A powerful performer, Williams is collaborating with artists Shaneeka Harrell, who recently stunned in the solo work From the Corner of Cassius Clay; Loni Johnson; and Alexis Caputo to guide the audience around Miami Light Project’s Light Box Theater. "It’s a site-specific happening, and I choreographed it specifically for the space so that the audience travels around on a journey throughout the space. It was important for me, for this piece, not to leave everything inside the theater: being on another type of platform, another type of auction block, another type of 'let me entertain you,' and just kind of get everyone down to the same level."In many ways, this piece is a personal exploration of Williams’ experiences returning to and reacquainting herself with her hometown. "I’m walking around in this black female body, and especially moving back to Miami, a lot of things that I thought were resolved here in the city as far as racial knowledge, I was surprised that it's not,” she says reflectively.
"In New York City, it's more like, 'What do you do?’ Here it’s, ‘What are you?’ and this is something I grew up with a lot. I’m biracial; I identify myself as a black female, so to come to Miami and once again be bombarded by those questions, people fixing their eyes on me, trying to figure out where I’m from, am I feminine enough, all these things started kind of resurfacing for me, and I started looking at the whole structure of where is this coming from? What are the historical references I can pull from? This whole desire to gather and create conversation, and create kind of protection, also, for women of color, was a real motivator for me with the piece. It comes up a lot: Where is our place here in the city?”

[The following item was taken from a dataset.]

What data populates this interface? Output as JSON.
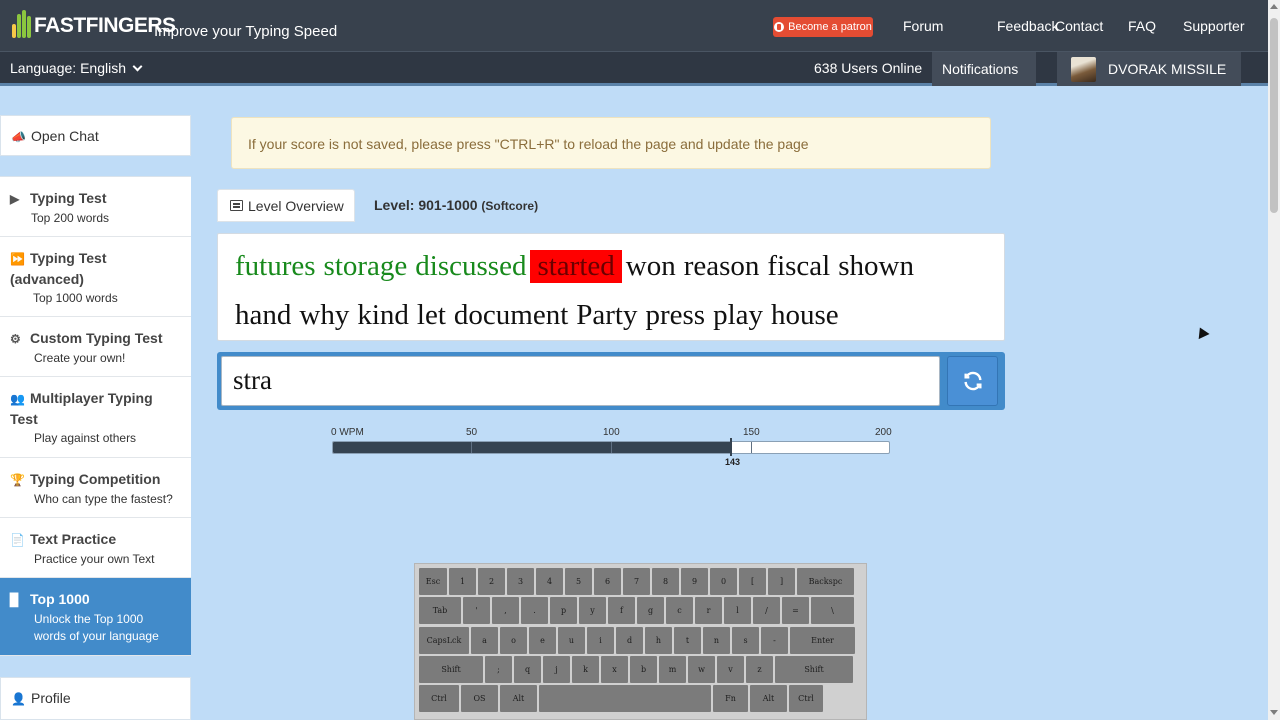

Williams credits Miami Light Project and Here & Now for giving her not only the funds and a venue to create this project but also the creative space to explore those questions of place and belonging. "Here & Now has always been one of the main resources here for the dance community; it's always been something I wanted to do. It’s very Miami to me, very part of the arts scene.”
– Rebekah Lanae Lengel, artburstmiami.com
Miami Light Project presents Here & Now 2015 — featuring Liz Ferrer, Lazaro Godoy, Hattie Mae Williams, and Michael Yawney — at 8 p.m. this Thursday through Saturday and May 14 through 16 at the Light Box at Goldman Warehouse, 404 NW 26th St., Miami. Tickets cost $25 via miamilightproject.com and 866-811-4111.